2025-07-15 15:32:36 +02:00 · 2022-05-08 17:39:18 +02:00
parent 2f0e04ce13
commit 616b0480f7
3 changed files with 5 additions and 4 deletions
--- a/CHANGELOG.md
+++ b/CHANGELOG.md
@@ -24,11 +24,12 @@ ambiguous situations.

 ### Changed
 - Add `cpp` extension to default `link_regex` of IPD crawler
- Mention hrefs in IPD crawler for users of `link_regex` option
+- Mention hrefs in IPD crawler's `--explain` output for users of `link_regex` option
+- Simplify default IPD crawler `link_regex`

 ### Fixed
 - IPD crawler crashes on some sites
- Meeting name normalization for yesterday, today and tomorrow fails
+- Meeting name normalization for yesterday, today and tomorrow
 - Crawling of meeting file previews

 ## 3.4.0 - 2022-05-01
--- a/CONFIG.md
+++ b/CONFIG.md
@@ -146,7 +146,7 @@ requests is likely a good idea.
 - `target`: URL to a KIT-IPD page
 - `link_regex`: A regex that is matched against the `href` part of links. If it
  matches, the given link is downloaded as a file. This is used to extract
-  files from KIT-IPD pages. (Default: `^.*/[^/]*\.(?:pdf|zip|c|cpp|java)$`)
+  files from KIT-IPD pages. (Default: `^.*?[^/]+\.(pdf|zip|c|cpp|java)$`)

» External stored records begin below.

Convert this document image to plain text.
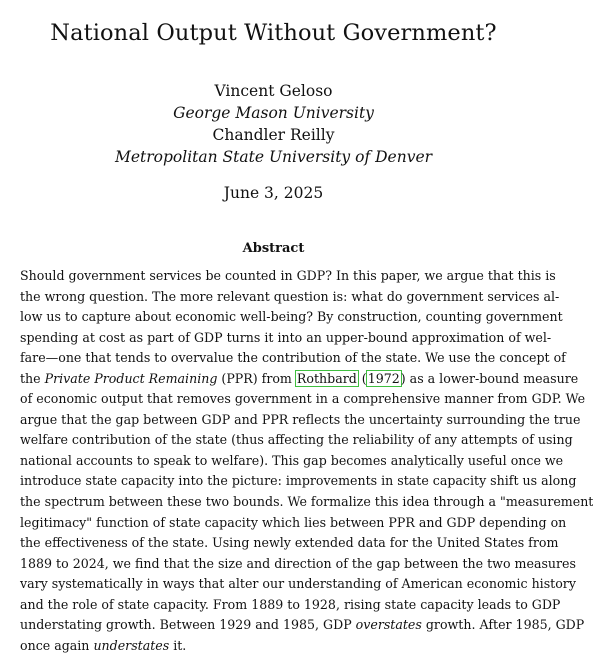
National Output Without Government?
Vincent Geloso
George Mason University
Chandler Reilly
Metropolitan State University of Denver
June 3, 2025
Abstract
Should government services be counted in GDP? In this paper, we argue that this is
the wrong question. The more relevant question is: what do government services al-
low us to capture about economic well-being? By construction, counting government
spending at cost as part of GDP turns it into an upper-bound approximation of wel-
fare—one that tends to overvalue the contribution of the state. We use the concept of
the Private Product Remaining (PPR) from Rothbard (1972) as a lower-bound measure
of economic output that removes government in a comprehensive manner from GDP. We
argue that the gap between GDP and PPR reflects the uncertainty surrounding the true
welfare contribution of the state (thus affecting the reliability of any attempts of using
national accounts to speak to welfare). This gap becomes analytically useful once we
introduce state capacity into the picture: improvements in state capacity shift us along
the spectrum between these two bounds. We formalize this idea through a "measurement
legitimacy" function of state capacity which lies between PPR and GDP depending on
the effectiveness of the state. Using newly extended data for the United States from
1889 to 2024, we find that the size and direction of the gap between the two measures
vary systematically in ways that alter our understanding of American economic history
and the role of state capacity. From 1889 to 1928, rising state capacity leads to GDP
understating growth. Between 1929 and 1985, GDP overstates growth. After 1985, GDP
once again understates it.
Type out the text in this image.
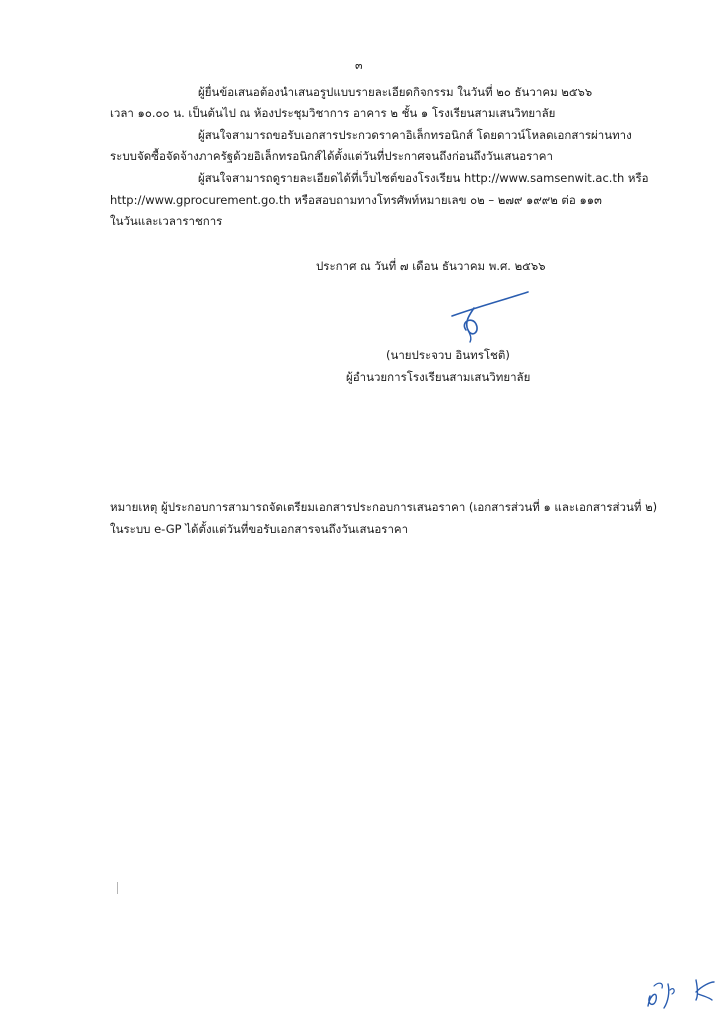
๓
ผู้ยื่นข้อเสนอต้องนำเสนอรูปแบบรายละเอียดกิจกรรม ในวันที่ ๒๐ ธันวาคม ๒๕๖๖
เวลา ๑๐.๐๐ น. เป็นต้นไป ณ ห้องประชุมวิชาการ อาคาร ๒ ชั้น ๑ โรงเรียนสามเสนวิทยาลัย
ผู้สนใจสามารถขอรับเอกสารประกวดราคาอิเล็กทรอนิกส์ โดยดาวน์โหลดเอกสารผ่านทาง
ระบบจัดซื้อจัดจ้างภาครัฐด้วยอิเล็กทรอนิกส์ได้ตั้งแต่วันที่ประกาศจนถึงก่อนถึงวันเสนอราคา
ผู้สนใจสามารถดูรายละเอียดได้ที่เว็บไซต์ของโรงเรียน http://www.samsenwit.ac.th หรือ
http://www.gprocurement.go.th หรือสอบถามทางโทรศัพท์หมายเลข ๐๒ – ๒๗๙ ๑๙๙๒ ต่อ ๑๑๓
ในวันและเวลาราชการ
ประกาศ ณ วันที่ ๗ เดือน ธันวาคม พ.ศ. ๒๕๖๖
(นายประจวบ อินทรโชติ)
ผู้อำนวยการโรงเรียนสามเสนวิทยาลัย
หมายเหตุ ผู้ประกอบการสามารถจัดเตรียมเอกสารประกอบการเสนอราคา (เอกสารส่วนที่ ๑ และเอกสารส่วนที่ ๒)
ในระบบ e-GP ได้ตั้งแต่วันที่ขอรับเอกสารจนถึงวันเสนอราคา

 ### The `kit-ilias-web` crawler

--- a/PFERD/crawl/kit_ipd_crawler.py
+++ b/PFERD/crawl/kit_ipd_crawler.py
@@ -27,7 +27,7 @@ class KitIpdCrawlerSection(HttpCrawlerSection):
        return target

    def link_regex(self) -> Pattern[str]:
-        regex = self.s.get("link_regex", r"^.*/[^/]*\.(?:pdf|zip|c|cpp|java)$")
+        regex = self.s.get("link_regex", r"^.*?[^/]+\.(pdf|zip|c|cpp|java)$")
        return re.compile(regex)